Marielle Franco, conseillère municipale de Rio de Janeiro et symbole de la lutte des femmes noires brésiliennes contre le racisme et la violence policière, a été assassinée.
Marielle Franco, une conseillère municipale de Rio de Janeiro de 38 ans, a été assassinée mercredi. La voiture dans laquelle se trouvait la militante du Parti socialisme et liberté (PSOL) a été criblée de balles, en plein centre-ville. Elle revenait d’un rassemblement pour la promotion des femmes noires. Le chauffeur du véhicule a lui aussi été abattu, et une femme qui se trouvait dans la voiture a survécu. Selon les premiers éléments de l’enquête, les tirs mortels sont partis d’une autre voiture.
Des marches de protestation
Cet assassinat a suscité une vaste émotion au Brésil. Des marches de protestation se sont déroulées jeudi dans plusieurs villes. Les manifestantes et manifestants étaient nombreux devant l’Assemblée législative de Rio et dans d’autres endroits de la ville.
Le gouvernement brésilien a annoncé qu’il mettait la police fédérale à la disposition des autorités de Rio pour les assister dans l’enquête.
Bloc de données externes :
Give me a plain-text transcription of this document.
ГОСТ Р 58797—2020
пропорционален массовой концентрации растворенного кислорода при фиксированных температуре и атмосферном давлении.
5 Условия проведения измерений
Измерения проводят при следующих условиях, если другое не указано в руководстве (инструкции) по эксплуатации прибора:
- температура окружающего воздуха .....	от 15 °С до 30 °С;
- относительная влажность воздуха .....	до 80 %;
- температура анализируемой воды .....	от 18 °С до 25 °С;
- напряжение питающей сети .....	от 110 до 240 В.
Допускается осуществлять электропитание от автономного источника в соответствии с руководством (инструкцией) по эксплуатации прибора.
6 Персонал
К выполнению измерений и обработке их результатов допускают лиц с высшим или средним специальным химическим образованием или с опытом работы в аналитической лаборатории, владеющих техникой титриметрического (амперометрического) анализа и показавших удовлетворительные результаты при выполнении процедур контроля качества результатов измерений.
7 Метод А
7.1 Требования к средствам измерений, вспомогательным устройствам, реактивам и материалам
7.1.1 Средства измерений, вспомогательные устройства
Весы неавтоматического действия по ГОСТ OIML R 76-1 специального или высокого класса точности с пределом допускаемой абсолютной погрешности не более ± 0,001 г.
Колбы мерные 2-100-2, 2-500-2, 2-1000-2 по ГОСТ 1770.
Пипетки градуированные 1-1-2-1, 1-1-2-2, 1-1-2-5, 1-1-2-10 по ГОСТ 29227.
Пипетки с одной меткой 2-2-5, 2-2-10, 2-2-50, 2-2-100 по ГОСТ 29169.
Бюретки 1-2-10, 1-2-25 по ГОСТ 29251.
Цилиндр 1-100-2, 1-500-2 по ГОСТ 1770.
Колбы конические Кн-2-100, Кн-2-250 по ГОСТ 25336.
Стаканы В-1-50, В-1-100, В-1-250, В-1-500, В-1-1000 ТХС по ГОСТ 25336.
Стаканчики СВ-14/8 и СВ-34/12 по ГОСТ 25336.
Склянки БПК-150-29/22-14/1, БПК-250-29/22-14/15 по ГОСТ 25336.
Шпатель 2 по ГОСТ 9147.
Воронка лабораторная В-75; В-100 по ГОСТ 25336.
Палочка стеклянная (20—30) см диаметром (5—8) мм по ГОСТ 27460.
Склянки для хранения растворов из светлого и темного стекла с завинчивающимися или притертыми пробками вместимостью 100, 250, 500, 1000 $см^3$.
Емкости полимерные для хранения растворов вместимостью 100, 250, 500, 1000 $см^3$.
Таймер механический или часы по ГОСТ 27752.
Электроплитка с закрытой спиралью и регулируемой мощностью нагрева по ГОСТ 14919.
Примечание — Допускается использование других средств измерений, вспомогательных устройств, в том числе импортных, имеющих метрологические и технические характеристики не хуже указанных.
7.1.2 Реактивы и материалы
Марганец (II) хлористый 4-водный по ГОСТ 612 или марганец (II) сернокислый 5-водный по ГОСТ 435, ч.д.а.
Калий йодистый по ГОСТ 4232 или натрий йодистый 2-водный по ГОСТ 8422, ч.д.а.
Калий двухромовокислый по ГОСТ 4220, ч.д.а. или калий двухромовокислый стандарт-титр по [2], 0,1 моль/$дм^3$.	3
Le gouverneur de centre droit de l’Etat de Rio a dénoncé un acte d’une “extrême lâcheté”, et le maire évangéliste de la ville a condamné cet “assassinat brutal”.
L’association de défense des droits de l’homme Amnesty International a réclamé “une enquête immédiate et rigoureuse”, afin “qu’il n’y ait aucun doute sur le contexte, la motivation et les auteurs” de l’assassinat de la conseillère municipale.
Une militante contre les violences policières
“Femme, noire, mère et issue de la favela de Maré”. C’est ainsi que qu’elle aimait se présenter. Née dans une des plus violentes favelas de Rio, Marielle Franco était un symbole de la lutte des femmes noires brésiliennes contre le racisme et la violence policière. La jeune femme, qui vivait avec sa compagne à Tijuca, quartier de classe moyenne de Rio, laisse une fille de 19 ans.
“Marielle était souriante, forte, sûre d’elle et avait les pieds sur terre. Elle regardait les gens des yeux et savait qu’elle était différente des autres élus qu’elle côtoyait”, explique Marcela Lisboa, productrice culturelle et amie de longue date de la conseillère municipale, avec qui elle a longtemps milité au sein du PSOL.
Un conseillère municipale très engagée
La vie de Marielle Franco a basculé quand une de ses amies a été tuée par une balle perdue lors d’une fusillade, peu après leur inscription dans un cours préparatoire à l’université destinée aux jeunes des favelas. C’est à ce moment-là qu’elle a décidé de se consacrer à la défense des droits de l’homme.
Elle a dû interrompre ses études après être tombée enceinte à 18 ans, mais s’est accrochée en prenant des cours du soir. Elle a fini par obtenir une bourse pour étudier dans l’université catholique PUC, une des plus prestigieuses, où elle a décroché un diplôme de sociologie, avant de se spécialiser dans l’administration publique. Marielle s’est ensuite fait un nom en tant que militante associative, avant s’engager en politique auprès du PSOL.
En 2006, elle est devenue assistante parlementaire de Marcelo Freixo, député emblématique qui a reçu de nombreuses menaces de mort après avoir dirigé une commission parlementaire sur les milices paramilitaires qui sèment la terreur dans certaines favelas. Dix ans plus tard, la jeune femme a décidé de faire le grand saut et présente sa candidature au Conseil municipal, avec un résultat qui dépasse ses espérances. Avec plus de 46 000 voix, elle est arrivée au cinquième rang des conseillers ayant obtenu le plus de voix.
Au conseil municipal, elle a notamment présenté un projet de loi pour que la ville recense les statistiques de violences contre les femmes.
Marielle Franco s’est aussi élevée contre la décision du président brésilien Michel Temer de confier en février à l’armée la sécurité de Rio pour tenter de contenir l’escalade de la violence. Il y a deux semaines, elle avait été désignée rapporteur d’une commission créée par le Conseil municipal pour surveiller d’éventuels abus des militaires.
Un sujet qui lui tenait particulièrement à coeur: en 2014 et 2015, la favela de Maré avait été occupée par les soldats et de nombreux habitants avaient dénoncé diverses exactions.